Cal swallowed. His hand was still being gripped so he shook the child’s hand with due solemnity and then released it.
‘My mom says you’re the best doctor in the world,’ CJ told him. ‘And she says you can juggle better than anyone she knows.’
It was hard, getting his voice to work. Cal swallowed again and tried harder. ‘Your mom told you that?’
‘She told me lots about you. She says you’re terrific.’ CJ eyed Cal cautiously, as if he was prepared to give his mother the benefit of the doubt for a while but Cal just might have to prove himself. ‘You’ve got the same colour hair as I have.’
‘Is it the same colour as your dad’s?’ Stupid question. Stupid, stupid question, and he felt Gina flinch, but he’d asked it and now he had to wait for an answer.
‘My dad’s dead,’ CJ told him. ‘He was in a wheelchair and he had black hair and a big scar down the side of his face.’ He sighed. ‘My dad watched TV with me and he read me stories but then he got so sick that he died. I miss him a lot and a lot.’
‘I…I see.’
He didn’t see. There were so many unanswered questions.
‘Are we talking about Paul here?’ he asked—feeling his way—and Gina nodded.
‘That’s right. Paul.’
‘So when you said your marriage was over…’
‘CJ, do you think you could bring me out a glass of water?’ Gina asked, and there was a note of desperation in her voice. ‘Would Mrs Grubb give you one for me?’
‘Sure,’ CJ told her. ‘We’ve made choc-chip cookies with twice the number of choc chips in the recipe ’cos Mrs Grubb let me tip and I spilt them. They’re warm.’ He turned to Cal. ‘Would you like one, sir?’
‘Yes, please,’ Cal managed. ‘Um…call me Cal.’
‘Yes, sir. I mean Cal. I’ll be an aeroplane. I haven’t been an aeroplane all day.’ He was off, zooming along the veranda, arms outstretched.

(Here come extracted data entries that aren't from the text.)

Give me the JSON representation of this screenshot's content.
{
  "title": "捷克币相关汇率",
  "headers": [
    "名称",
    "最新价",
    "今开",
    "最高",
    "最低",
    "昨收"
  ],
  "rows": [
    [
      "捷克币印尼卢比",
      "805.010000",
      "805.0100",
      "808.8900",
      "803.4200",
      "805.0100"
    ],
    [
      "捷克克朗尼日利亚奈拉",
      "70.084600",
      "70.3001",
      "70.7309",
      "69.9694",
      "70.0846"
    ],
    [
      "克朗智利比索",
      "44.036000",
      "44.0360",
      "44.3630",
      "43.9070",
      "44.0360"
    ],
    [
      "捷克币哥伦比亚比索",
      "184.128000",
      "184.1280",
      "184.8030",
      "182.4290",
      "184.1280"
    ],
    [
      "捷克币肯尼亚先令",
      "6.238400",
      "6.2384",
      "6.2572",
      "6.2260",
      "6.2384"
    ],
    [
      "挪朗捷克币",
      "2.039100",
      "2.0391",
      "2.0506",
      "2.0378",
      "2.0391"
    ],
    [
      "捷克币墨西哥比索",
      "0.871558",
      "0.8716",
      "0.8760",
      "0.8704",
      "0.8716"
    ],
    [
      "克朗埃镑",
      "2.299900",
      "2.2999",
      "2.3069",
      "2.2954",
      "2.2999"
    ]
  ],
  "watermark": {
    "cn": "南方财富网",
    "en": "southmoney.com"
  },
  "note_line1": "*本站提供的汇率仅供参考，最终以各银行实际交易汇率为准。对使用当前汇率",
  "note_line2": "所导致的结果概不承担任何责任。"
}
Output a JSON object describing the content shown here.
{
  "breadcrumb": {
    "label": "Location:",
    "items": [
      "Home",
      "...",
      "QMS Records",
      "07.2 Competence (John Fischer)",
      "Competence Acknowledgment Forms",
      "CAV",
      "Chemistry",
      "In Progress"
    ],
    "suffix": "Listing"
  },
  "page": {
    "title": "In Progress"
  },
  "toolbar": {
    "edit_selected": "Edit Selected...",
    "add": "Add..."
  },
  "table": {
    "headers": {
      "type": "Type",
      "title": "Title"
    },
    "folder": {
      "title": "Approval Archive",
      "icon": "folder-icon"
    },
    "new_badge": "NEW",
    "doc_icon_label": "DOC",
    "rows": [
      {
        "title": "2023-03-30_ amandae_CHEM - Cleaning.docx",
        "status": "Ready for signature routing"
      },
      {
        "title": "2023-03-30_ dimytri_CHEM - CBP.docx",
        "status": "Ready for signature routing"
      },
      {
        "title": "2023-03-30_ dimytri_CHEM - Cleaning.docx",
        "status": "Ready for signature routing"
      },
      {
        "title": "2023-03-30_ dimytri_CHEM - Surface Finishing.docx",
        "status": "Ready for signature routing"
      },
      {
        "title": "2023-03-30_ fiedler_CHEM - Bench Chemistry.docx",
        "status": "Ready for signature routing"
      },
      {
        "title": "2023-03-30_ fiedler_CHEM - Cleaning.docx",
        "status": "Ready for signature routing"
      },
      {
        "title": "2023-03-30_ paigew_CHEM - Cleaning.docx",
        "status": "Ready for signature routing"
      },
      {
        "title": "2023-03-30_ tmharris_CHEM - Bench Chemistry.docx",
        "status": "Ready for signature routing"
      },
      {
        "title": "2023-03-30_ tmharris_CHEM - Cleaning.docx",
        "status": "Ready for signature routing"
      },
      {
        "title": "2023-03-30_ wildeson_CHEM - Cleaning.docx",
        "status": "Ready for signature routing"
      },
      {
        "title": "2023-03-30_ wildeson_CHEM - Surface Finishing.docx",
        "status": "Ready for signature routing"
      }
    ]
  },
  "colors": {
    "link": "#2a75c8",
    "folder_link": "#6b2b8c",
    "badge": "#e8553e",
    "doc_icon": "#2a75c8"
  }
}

‘CJ,’ his mother called, and he stopped in mid-flight.
‘Yeah?’
‘This is a hospital and some sick patients might be going to sleep. Do you think you could be a silent glider instead of an aeroplane?’
‘Sure, I can.’ CJ put his lips firmly together. ‘Shh,’ he ordered himself, ‘If you make one loud noise up here, you’ll scare the eagles.’
And off he glided, kitchenwards.
Cal was left staring after him.
‘Great kid,’ he said at last—cautiously—and Gina nodded.
‘Yeah. He takes after his daddy.’
‘Paul…’
‘You.’
He sighed. The anger had gone now. All that was left was an ineffable weariness. A knowledge that somehow he’d been used and somehow this child had been born and there’d been four years of a child growing in his image that he’d known nothing about.
‘Tell me,’ he said.
She shrugged. ‘In a nutshell?’
‘Take your time.’ His voice was heavy. He hardly wanted to know himself. If she didn’t want to tell him…
But it seemed she did.
‘Some of it you know,’ she said, her voice distant now, as if repeating a learned-by-heart story. ‘I told you the bare facts when we first met. That I’d been married and that I was separated.’
‘But—’
‘Just let me tell it, Cal,’ she whispered, and he stared at her for a long minute, and then nodded.
‘I’m listening.’
‘Big of you.’
‘Gina…’
‘I married Paul when I was eighteen,’ she told him, and there was a blankness about her voice now that hadn’t been there before. ‘He was the boy next door, the kid I’d grown up with. We decided to marry when we were twelve. We went through med school together, we were best of friends—and then suddenly he just seemed to fall apart. There’d been huge pressure on him from his parents to become a doctor. To marry. To be successful in their eyes. Maybe I was stupid for not seeing how much pressure he was under.’
‘You weren’t sympathetic toward him when you were here,’ he said, and she nodded.
‘No. I was young and I was hurt. We’d made it as doctors, we had the world at our feet and suddenly he didn’t want any part of our life together. He wanted to find himself, he said, and off he went. And to be honest it wasn’t until I decided to come here…until I met you…that I realised that he was right. We’d been kids, playing at being grown-ups. We’d married for the wrong reasons.’